EHRENBECHER DER STADT SALZBURG FÜR HELMUT LOHNER
ehrenbecher der stadt salzburg für helmut Lohner
Salzburg feiert einen der prominentesten Festspiel-Künstler
Helmut Lohner hat mit seinen schauspielerischen Leistungen, die er in den letzten 22 Jahren für die Salzburger Festspiele und ihr internationales Publikum vollbracht hat, einen wesentlichen Anteil an der Entwicklung des Sprechtheaters bei den Festspielen. Das erklärte heute, Donnerstag 18 August, Salzburgs Bürgermeister Dr. Josef Dechant bei der Überreichung des Ehrenbechers der Stadt Salzburg an den Künstler.

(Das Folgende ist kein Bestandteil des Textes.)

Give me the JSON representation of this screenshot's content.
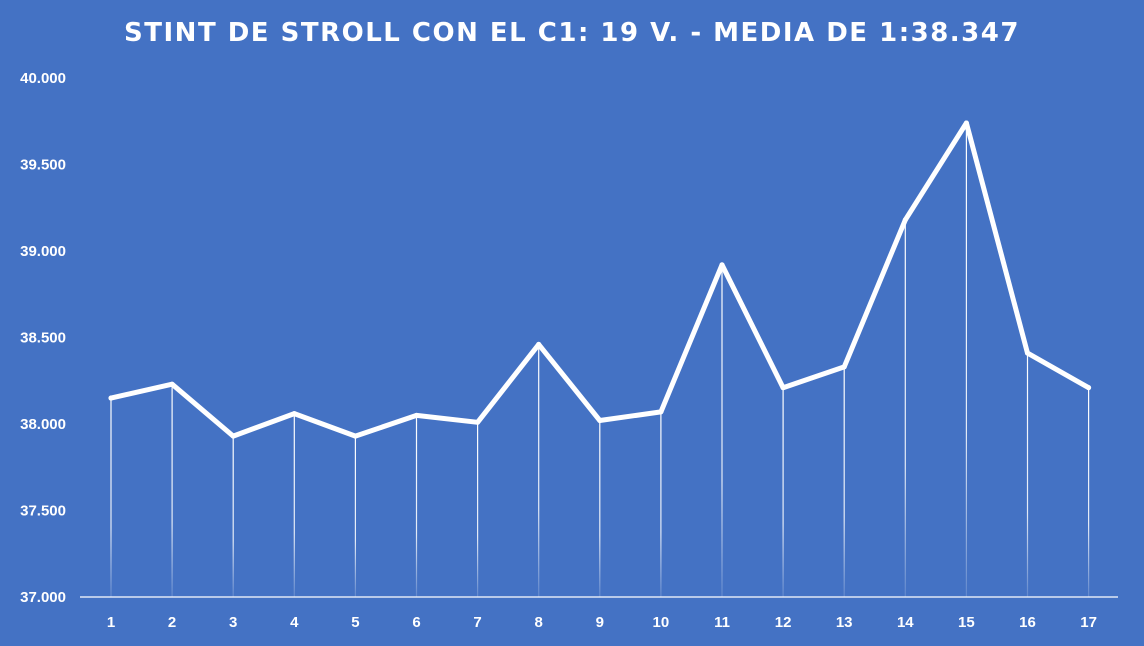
{
  "chart_data": {
    "type": "line",
    "title": "STINT DE STROLL CON EL C1: 19 V. - MEDIA DE 1:38.347",
    "xlabel": "",
    "ylabel": "",
    "categories": [
      "1",
      "2",
      "3",
      "4",
      "5",
      "6",
      "7",
      "8",
      "9",
      "10",
      "11",
      "12",
      "13",
      "14",
      "15",
      "16",
      "17"
    ],
    "series": [
      {
        "values": [
          38.15,
          38.23,
          37.93,
          38.06,
          37.93,
          38.05,
          38.01,
          38.46,
          38.02,
          38.07,
          38.92,
          38.21,
          38.33,
          39.18,
          39.74,
          38.41,
          38.21
        ]
      }
    ],
    "ylim": [
      37.0,
      40.0
    ],
    "y_ticks": [
      "37.000",
      "37.500",
      "38.000",
      "38.500",
      "39.000",
      "39.500",
      "40.000"
    ],
    "drop_lines": true,
    "grid": false,
    "legend": "none",
    "colors": {
      "background": "#4472c4",
      "line": "#ffffff",
      "text": "#ffffff"
    }
  }
}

Lohner hat im Laufe der Jahre an 175 Festspielaufführungen mitgewirkt, zwei Gastspiele in Rom sind dieser Statistik noch hinzuzufügen. Dabei ist Lohner den Festspielen schon viel länger verbunden: Nach dem Krieg kam er per Rad nach Salzburg, um die Oper "Don Giovanni" unter dem Dirigenten Hans Knappertsbusch zu sehen, zitierte Bürgermeister Dechant in seiner Laudatio aus Lohner-Erinnerungen.

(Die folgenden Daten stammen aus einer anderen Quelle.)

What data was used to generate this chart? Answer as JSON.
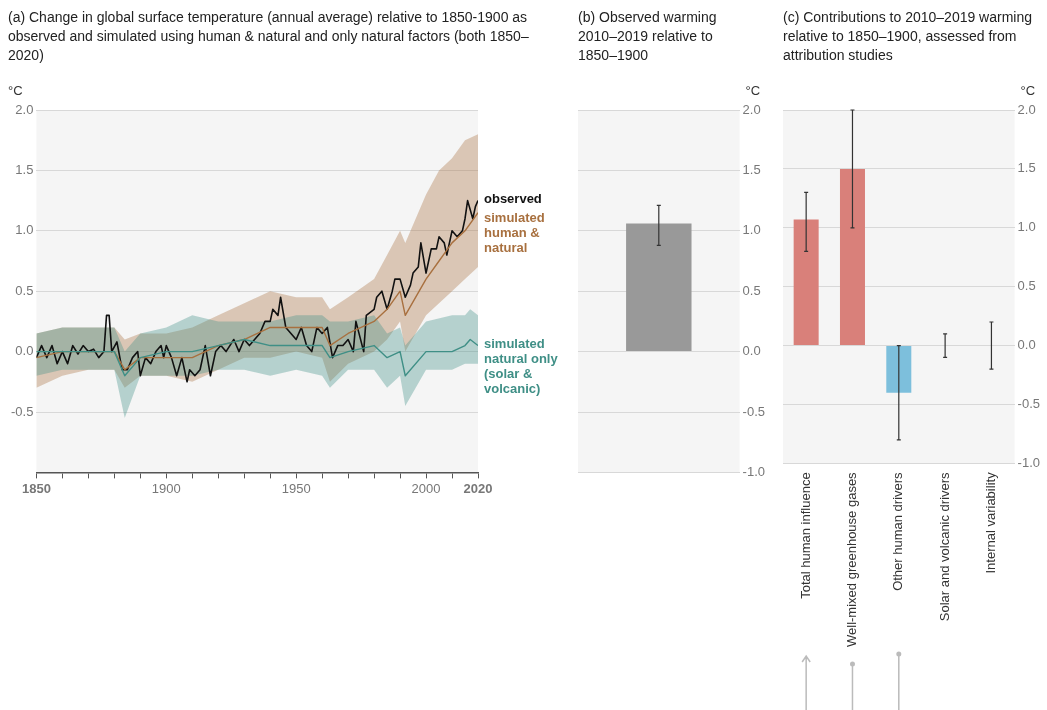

Obwohl Lohner mit Fug und Recht als einer der bedeutendsten deutschsprachigen Schauspieler angesehen werden kann, blieb er stets überaus bescheiden und einzig seiner Leidenschaft, dem Schauspiel, verpflichtet. Den Ehrungen kam er dennoch nicht aus: Seit gut einem Jahr darf sich Helmut Lohner "Kammerschauspieler" nennen, 1992 erhielt er die Ehrenmedaille der Stadt Wien, 1988 den Nestroyring und den Titel
Lohner-Ehrung (2)
"Schauspieler des Jahres" für zwei exemplarische Schnitzler-Interpretationen und bereits 1980 die Kainz-Medaille.
Salzburg ist stolz und dankbar, daß Lohner trotz aller Erfolge und Verpflichtungen im gesamten deutschsprachigen Raum den Festspielen mehr als zwei Jahrzehnte lang die Treue hielt - zuletzt im zentralen Stück der Festspiele, dem Jedermann, dankte Bürgermeister Dechant dem Schauspieler. Die Verleihung des Ehrenbechers der Stadt Salzburg an Helmut Lohner sei Ausdruck des Dankes, des Respekts vor einem großartigen Künstler und Menschen sowie Ausdruck der innigen Verbundenheit Salzburgs mit "seinem" Helmut Lohner, schloß Bürgermeister Dr. Dechant.